Nuclear weapons have not been used in combat for more than 60 years, but will that nonuse taboo hold? The nuclear weapons risks listed above remain very real, but at the same time, nuclear weapons cannot be uninvented. Pleas for eliminating nuclear weapons lack reality, but prohibiting them is within the range of feasibility. “Prohibition” and “elimination” are not the same; prohibition implies the possibility of limited clandestine evasion.

Prior to possible prohibition, it seems feasible to me to drive for consensus that the only justifiable remaining role of nuclear weapons is deterrence of the use of nuclear weapons by others.

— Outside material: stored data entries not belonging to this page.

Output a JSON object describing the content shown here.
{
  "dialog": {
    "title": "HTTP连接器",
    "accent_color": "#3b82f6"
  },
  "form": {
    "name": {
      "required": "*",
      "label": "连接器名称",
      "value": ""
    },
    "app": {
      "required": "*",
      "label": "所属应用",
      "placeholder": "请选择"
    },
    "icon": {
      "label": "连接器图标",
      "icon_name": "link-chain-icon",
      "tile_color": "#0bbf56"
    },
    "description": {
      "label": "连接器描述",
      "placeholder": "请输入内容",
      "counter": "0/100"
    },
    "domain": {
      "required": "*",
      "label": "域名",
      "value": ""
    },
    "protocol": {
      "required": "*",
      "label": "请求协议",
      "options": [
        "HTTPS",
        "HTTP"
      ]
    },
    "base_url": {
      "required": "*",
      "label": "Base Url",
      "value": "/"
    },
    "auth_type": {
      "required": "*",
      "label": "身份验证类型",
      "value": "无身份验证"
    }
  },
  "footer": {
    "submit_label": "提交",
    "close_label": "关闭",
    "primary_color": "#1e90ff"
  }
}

Retaining, or even searching for, other missions for nuclear weapons is shortsighted and prolongs or even exacerbates the nuclear dangers. Such a restriction on the mission of nuclear weapons is equivalent to a universal declaration of “no-first-use” of nuclear weapons, a declaration that has been embraced only by China, and by none of the other nuclear weapons states. But most important, such a restricted view of the mission of nuclear weapons should enable drastic reductions of the existing nuclear weapons stockpiles, in particular those held by the United States and Russia. Such a limit imposed on the role of nuclear weapons can be used to revitalize the nuclear weapons arms control drive, which lately has suffered a series of setbacks. This has been a personal disappointment to me because some of the achievements in nuclear weapons arms control that were enacted during the Cold War, some of which I participated in developing, have now fallen on hard times.

The U.S. government has opposed formal arms control treaties largely on the grounds that they limit U.S. flexibility. Indeed, they do: Treaties are binding agreements that transcend any one administration and preempt U.S. law. But such formal strictures are a necessity if they are to endure and become binding on all parties to the treaty. Currently, arms control is largely being promoted through enforcement by “a coalition of the willing,” meaning that different standards are being applied based on whether the relevant nation is “good” or “evil.” But which nation is presumed to harbor good guys or bad guys changes over time, and even depends on which nation is perceived to support or not support current U.S. interests; nuclear arms control, to be effective, must be more enduring than that. Selective enforcement, as practiced by the current administration, cannot lead to lasting control.

The United States, as the unquestioned leader–measured by nonnuclear armaments and economic strength–should have the strongest possible interest in leading the reining in of nuclear weapons on an irreversible basis. But the excessive emphasis on the part of the United States on solving international conflicts by military force is a driver toward nuclear proliferation: Less prosperous nations that cannot match the conventional military prowess of the United States are driven to compensate by acquiring nuclear weapons.

Restricting the mission of nuclear weapons (followed by reducing nuclear weapons inventories by treaty and stringently controlling weapons-usable material) does not in itself prohibit nuclear weapons but still greatly reduces their above-listed dangers. Anything less than such a drastic move simply postpones the need for action. Must we wait for a nuclear catastrophe before such actions are taken?